Hic Rodus, hic salta, si sarebbe detto una volta.

Il “partire da se” del femminismo ( o il “fare ognuno come se dipendesse da se” ) se non incrocia l’analisi lucida del contesto rischia ( anzi è già così) di diventare corporativismo ed egoismo individualista che alimenta un movimentismo trasversale, apocalittico, localistico, e perciò privo di progetto e quindi di ambizioni che trascendono quella personale. L’analisi concreta della situazione concreta evidenzia l’assoluta impossibilità di tradurre “l’ascolto” di ciò che è frantumato anche solo (?) in diretta rappresentanza sindacale, figuriamoci in diretta rappresentanza politica.
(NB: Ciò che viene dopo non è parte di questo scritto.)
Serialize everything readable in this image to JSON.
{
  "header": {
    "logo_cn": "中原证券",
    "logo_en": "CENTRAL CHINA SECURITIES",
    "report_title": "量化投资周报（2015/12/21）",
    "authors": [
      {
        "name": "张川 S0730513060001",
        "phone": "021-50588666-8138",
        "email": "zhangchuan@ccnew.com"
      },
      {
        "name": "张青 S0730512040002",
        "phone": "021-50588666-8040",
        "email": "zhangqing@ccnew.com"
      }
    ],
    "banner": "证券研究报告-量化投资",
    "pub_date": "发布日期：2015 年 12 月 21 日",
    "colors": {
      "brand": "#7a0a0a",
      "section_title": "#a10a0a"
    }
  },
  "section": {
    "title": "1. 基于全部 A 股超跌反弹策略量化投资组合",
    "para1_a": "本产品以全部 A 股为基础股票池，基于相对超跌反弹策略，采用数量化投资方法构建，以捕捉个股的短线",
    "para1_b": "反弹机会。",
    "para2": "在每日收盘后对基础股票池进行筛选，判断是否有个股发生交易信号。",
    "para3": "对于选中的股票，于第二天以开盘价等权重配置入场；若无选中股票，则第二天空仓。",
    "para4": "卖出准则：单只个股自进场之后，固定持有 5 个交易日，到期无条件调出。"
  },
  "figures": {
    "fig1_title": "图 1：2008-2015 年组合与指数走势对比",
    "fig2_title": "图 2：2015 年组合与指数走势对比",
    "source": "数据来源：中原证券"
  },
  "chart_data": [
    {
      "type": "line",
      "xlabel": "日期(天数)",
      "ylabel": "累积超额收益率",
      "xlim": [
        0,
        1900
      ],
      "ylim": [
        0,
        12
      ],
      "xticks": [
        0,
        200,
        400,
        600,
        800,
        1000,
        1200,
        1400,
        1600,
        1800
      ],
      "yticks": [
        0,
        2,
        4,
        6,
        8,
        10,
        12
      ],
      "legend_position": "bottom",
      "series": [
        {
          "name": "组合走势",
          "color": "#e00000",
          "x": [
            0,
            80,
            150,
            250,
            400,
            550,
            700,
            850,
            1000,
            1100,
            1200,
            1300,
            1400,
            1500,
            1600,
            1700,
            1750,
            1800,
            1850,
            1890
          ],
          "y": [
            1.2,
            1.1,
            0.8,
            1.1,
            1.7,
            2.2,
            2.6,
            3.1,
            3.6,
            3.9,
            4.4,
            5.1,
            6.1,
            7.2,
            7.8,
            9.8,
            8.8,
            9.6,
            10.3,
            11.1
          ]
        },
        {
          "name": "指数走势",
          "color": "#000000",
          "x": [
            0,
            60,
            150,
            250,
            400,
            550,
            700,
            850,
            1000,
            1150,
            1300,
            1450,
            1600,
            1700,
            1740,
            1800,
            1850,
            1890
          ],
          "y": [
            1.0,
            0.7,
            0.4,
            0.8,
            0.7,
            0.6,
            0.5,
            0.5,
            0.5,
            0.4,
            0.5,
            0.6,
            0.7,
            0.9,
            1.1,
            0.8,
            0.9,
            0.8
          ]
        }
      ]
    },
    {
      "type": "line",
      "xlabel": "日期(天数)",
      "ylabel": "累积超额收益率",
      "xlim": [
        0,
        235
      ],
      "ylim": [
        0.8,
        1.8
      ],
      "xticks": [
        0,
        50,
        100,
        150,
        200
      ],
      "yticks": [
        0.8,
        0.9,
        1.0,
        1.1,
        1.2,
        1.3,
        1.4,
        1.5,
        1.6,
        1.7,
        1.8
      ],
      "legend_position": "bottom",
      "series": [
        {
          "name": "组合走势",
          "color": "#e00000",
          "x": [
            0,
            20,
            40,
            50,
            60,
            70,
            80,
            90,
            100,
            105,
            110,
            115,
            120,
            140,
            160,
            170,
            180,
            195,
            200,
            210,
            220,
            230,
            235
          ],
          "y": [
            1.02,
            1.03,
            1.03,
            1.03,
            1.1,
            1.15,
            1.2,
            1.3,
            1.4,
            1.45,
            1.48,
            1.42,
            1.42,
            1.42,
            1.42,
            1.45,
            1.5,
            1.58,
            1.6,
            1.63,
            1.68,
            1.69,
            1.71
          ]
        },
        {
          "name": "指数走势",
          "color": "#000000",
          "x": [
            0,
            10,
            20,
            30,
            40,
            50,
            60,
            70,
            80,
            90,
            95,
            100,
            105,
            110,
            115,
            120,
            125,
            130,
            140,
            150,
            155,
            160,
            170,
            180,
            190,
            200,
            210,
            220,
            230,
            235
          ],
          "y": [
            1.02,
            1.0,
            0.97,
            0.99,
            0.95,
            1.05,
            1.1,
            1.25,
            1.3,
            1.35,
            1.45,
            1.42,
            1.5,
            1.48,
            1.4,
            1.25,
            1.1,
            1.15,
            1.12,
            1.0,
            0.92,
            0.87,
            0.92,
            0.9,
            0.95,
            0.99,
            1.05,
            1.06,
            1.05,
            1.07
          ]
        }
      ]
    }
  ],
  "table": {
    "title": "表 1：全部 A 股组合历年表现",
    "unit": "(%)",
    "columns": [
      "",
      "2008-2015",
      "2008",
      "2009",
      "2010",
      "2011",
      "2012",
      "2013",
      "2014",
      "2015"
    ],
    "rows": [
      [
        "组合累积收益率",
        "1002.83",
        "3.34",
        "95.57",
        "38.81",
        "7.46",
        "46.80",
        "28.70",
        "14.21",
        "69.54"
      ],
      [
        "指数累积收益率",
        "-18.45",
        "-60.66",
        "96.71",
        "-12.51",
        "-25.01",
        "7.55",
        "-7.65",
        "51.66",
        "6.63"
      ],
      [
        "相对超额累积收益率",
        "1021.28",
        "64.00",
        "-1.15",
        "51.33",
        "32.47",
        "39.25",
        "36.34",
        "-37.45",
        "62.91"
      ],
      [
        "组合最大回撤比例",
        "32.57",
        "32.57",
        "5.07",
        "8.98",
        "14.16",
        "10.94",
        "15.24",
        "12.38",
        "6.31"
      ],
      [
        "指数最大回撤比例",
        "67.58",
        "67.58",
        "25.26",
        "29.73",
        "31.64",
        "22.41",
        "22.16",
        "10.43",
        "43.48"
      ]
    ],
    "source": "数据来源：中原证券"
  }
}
Nell’era dell’economia globalizzata, orientata dalla finanziarizzazione che agisce in tempo reale ( si scambiano virtualmente un miliardo di barili di petrolio e se ne producono realmente 85 milioni), dove, per la prima volta nella storia, il riduzionismo economicista ha innescato spinte concretamente regressive ( i morti di fame aumentano nonostante concerti e riunioni della Fao e del G8), o si ritrova un progetto collettivo orientato dalla sostenibilità sociale e ambientale che agisca ai livelli in cui si producono le contraddizioni o si scivolerà inesorabilmente in un nuovo medio evo. E speriamo che la Rossanda, quando risponde “non trovo quasi nessuno”, possa ancora “nutrirci” a lungo. Almeno fino a rivedere protagoniste moltitudini che lo scongiurino.